Sezâi Karakoç da Hak’ka yürüdü

 

"Ey Sevgili!.. Uzatma dünya sürgünümü benim!.." dedi...

SEVGİLİ de uzatmadı... 88 yaşında 16 Kasım 2021 SALI günü ruhu geldiği mekâna geriye döndü...

"Ölüm, ancak bir diriliş için katlanılabilen bir bedel olabilir... Başkalarının ölümü değil, kişinin kendi ölümü elbet. Bedenin ölümüne, ancak ruhunun dirilişi uğruna razı olabilir insan." Denmemiş miydi bir sözde…

Sezai Karakoç; şâir, yazar, fikir adamı, gönül insanı…

En son 24 Eylül 2021 tarihinde İstanbul Üniversitesi tarafından Fahri Doktora unvanının  takdim edildiği gibi, başka üniversiteler tarafından da Fahri doktora unvanı verilen ve takdir edilen bir edebiyatçı.

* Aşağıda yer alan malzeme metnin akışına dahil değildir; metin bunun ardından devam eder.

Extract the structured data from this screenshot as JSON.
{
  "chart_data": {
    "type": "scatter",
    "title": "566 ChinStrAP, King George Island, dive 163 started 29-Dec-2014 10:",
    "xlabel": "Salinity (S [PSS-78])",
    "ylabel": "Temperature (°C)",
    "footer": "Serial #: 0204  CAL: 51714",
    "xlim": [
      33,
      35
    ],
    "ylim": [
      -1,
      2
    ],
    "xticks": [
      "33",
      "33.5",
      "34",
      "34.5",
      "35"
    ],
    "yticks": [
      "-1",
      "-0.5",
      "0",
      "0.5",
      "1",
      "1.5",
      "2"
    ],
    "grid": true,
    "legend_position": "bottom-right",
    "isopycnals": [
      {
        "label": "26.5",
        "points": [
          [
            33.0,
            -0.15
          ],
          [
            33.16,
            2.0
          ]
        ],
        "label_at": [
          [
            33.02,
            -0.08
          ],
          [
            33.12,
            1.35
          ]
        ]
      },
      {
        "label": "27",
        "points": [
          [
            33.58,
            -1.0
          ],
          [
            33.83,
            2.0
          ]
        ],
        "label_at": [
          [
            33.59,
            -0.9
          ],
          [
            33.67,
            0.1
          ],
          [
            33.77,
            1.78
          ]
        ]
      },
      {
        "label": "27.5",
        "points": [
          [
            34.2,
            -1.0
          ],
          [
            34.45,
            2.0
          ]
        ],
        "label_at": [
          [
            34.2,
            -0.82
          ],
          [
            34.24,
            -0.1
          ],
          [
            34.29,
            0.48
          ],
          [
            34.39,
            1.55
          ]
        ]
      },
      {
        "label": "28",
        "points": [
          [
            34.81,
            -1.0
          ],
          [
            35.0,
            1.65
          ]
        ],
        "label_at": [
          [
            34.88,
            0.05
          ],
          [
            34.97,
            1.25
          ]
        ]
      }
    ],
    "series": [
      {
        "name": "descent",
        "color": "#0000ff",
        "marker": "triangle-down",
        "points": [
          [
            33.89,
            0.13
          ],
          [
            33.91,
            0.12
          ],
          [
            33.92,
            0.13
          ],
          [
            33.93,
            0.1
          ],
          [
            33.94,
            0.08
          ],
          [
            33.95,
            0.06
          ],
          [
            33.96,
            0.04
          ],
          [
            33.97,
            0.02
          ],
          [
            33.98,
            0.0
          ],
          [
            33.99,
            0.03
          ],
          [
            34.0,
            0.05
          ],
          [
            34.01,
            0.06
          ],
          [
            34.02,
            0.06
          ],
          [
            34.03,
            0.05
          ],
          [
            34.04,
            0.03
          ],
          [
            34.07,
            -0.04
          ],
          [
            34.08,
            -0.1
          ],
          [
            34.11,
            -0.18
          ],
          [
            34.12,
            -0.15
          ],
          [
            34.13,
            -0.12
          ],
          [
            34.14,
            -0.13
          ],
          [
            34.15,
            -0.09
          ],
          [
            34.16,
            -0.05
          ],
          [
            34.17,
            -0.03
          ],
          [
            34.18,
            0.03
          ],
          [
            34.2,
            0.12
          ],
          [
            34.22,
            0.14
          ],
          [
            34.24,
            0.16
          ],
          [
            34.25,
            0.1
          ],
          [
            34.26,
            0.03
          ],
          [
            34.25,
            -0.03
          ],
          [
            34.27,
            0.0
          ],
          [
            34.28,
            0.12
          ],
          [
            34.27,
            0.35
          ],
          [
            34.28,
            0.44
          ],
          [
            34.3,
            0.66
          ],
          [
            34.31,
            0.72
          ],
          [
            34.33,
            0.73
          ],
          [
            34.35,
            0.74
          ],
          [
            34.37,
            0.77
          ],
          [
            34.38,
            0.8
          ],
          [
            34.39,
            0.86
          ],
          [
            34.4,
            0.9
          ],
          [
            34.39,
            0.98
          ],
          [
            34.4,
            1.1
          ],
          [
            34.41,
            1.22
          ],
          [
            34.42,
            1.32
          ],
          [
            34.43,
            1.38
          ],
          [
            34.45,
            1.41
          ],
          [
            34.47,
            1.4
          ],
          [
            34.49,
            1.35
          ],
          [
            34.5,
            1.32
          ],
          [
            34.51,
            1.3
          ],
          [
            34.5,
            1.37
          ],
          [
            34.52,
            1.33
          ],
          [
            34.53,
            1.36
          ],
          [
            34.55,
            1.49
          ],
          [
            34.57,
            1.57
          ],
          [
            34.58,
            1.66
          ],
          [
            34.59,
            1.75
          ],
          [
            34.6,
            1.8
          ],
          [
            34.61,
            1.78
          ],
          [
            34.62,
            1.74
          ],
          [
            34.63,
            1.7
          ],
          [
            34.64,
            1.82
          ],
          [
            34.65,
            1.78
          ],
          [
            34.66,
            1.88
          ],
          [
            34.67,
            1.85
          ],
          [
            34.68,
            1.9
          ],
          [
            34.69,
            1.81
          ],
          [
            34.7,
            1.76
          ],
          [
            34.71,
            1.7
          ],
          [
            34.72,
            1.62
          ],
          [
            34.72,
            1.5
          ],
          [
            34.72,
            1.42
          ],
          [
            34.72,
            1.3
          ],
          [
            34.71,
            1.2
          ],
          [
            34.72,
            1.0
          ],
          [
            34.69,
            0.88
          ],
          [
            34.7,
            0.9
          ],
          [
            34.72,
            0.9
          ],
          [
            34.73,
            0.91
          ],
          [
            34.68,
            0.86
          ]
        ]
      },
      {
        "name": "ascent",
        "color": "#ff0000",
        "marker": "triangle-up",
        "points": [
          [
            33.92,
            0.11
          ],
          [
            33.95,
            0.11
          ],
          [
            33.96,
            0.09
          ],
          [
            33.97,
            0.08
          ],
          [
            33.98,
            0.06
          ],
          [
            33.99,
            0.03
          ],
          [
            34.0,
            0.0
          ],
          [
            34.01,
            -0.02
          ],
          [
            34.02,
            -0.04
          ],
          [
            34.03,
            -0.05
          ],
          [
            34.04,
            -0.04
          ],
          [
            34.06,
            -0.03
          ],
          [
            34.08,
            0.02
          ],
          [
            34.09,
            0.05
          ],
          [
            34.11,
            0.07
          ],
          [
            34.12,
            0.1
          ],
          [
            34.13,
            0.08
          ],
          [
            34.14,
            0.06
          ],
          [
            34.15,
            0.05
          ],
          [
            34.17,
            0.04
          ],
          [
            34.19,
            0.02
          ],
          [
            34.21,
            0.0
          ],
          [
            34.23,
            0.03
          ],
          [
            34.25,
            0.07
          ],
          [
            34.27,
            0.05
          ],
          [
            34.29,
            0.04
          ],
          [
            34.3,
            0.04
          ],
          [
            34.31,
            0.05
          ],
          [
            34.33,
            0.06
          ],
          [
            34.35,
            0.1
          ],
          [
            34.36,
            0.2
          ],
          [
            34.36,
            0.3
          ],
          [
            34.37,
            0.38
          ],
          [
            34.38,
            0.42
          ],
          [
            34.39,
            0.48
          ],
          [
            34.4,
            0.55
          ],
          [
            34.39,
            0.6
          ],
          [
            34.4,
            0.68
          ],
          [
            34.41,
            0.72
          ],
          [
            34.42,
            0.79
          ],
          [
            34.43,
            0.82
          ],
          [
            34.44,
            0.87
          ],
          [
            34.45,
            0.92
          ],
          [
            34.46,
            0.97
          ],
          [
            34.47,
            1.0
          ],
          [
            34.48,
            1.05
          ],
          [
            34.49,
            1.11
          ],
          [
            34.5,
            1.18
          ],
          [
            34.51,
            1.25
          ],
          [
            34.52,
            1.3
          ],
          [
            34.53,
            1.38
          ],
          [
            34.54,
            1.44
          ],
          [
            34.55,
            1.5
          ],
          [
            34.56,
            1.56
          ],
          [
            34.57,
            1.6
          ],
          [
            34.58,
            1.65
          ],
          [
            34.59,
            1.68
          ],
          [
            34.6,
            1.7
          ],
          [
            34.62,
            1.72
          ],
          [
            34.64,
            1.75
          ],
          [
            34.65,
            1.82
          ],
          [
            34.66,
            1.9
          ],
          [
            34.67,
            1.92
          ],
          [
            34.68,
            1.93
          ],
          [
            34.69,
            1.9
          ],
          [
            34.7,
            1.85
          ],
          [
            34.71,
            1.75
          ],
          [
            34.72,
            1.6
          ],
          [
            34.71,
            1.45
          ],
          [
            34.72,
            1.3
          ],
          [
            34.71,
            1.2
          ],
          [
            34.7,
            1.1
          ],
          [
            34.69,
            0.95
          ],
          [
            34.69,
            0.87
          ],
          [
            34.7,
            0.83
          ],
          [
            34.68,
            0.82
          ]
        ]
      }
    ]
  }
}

26 Aralık 2011’de Cumhurbaşkanlığı tarafından verilen “Kültür Sanat Büyük Ödülleri” kapsamında ödüllendirilen fakat ödülü almaya gelmeyen özel bir insan.

Şiir severler Sezai Karakoç’u, "UZATMA DÜNYA SÜRGÜNÜMÜ " ve "MONA ROZA" şiiriyle tanıdı...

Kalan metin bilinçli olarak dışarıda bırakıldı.